We stopped by The Ginger Pig, who is famous for their sausages, meats, and especially their cooked sausage rolls and meat pies.

There was a long lunchtime line at their stall, but it moved very quickly.   We brought home a couple of sausage rolls for breakfast, as well as 4 meat pies for dinner.   We froze a pair of the pies for a quick dinner later on down the road.

Sausage roll

A Beef & Stilton Meat Pie

Our tour guide Raina had one last great suggestion before we parted ways.   There was 2 tube stations about equal distance from our house.   One was uphill, and the other downhill.   We had planned on returning to Finchley Road and walking back up the steep hill, but she suggested that we take a different line from the Waterloo Station back home and arrive at the Hampstead Station instead.   Hampstead is the other station near us, and its a downhill walk to our house.   Now that is smart!

Heading West to go East

Well Sunday morning had arrived and in a blink of an eye our 8 days in London was already over!   

Our original plan was that upon arrival in Southampton, I was going to place our hanging suit bags containing our "grownup clothes" in a storage facility there rather than dragging them all over the UK and Ireland for the summer.    I had figured that I'd bring them with me on the train when I picked up the car,  but I nixed that idea due to all the walking involved.  I also thought the car would be big enough to just leave them inside of it.

When I started to pack the car however, it became painfully obvious that while I could squeeze 20lbs of crap into a 15lb bag - it would be rather uncomfortable for Lucy in the back.
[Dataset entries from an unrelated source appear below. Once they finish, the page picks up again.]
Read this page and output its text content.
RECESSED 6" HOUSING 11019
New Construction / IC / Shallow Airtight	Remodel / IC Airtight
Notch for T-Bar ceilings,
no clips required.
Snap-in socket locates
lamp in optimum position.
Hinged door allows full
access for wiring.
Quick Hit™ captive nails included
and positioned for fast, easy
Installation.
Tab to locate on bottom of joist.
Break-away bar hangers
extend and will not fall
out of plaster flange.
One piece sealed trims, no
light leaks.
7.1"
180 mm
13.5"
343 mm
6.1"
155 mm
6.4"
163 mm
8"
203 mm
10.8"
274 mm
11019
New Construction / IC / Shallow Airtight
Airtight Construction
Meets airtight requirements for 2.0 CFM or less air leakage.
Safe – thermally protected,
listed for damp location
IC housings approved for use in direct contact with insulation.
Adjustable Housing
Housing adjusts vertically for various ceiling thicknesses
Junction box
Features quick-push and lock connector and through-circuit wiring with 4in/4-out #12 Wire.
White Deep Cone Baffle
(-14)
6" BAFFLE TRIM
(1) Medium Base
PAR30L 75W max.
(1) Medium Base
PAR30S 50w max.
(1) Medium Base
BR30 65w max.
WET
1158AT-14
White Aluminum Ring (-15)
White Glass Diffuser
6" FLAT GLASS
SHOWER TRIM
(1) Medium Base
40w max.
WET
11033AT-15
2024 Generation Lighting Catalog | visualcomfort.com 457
So plan C emerged.   I called the storage company and for the 5th time resorted my plans and told them that I was indeed coming and needed the space.    So when we departed London on Sunday morning, rather than heading east to Canterbury, our next destination, we first headed west 90 minutes to Southampton to the immaculate Locknstore facility to drop off the suitcases.     A much better plan.   Now Lucy only has to share the back seat with the cooler.

Departing Sunday morning on Finchley Rd 

Meanwhile, the weather has been fantastic.   While we were in NY it rained almost the entire time.   We had a sunny day to drive to Newark and fly out, but then the rain returned in France and it rained there almost the whole time.  We entered the Chunnel on a cloudy day but emerged out the other side to a bright sun shiney UK day.    Since then we've not had a drop of rain.   Great temperatures for walking too.

So now we are in Canterbury.  (think Thomas Becket)  Lots of castles, cathedrals, and great things to see here.   We are here for 6 nights, and already 3 of them are over.   Yikes!   I think we are living life in dog years!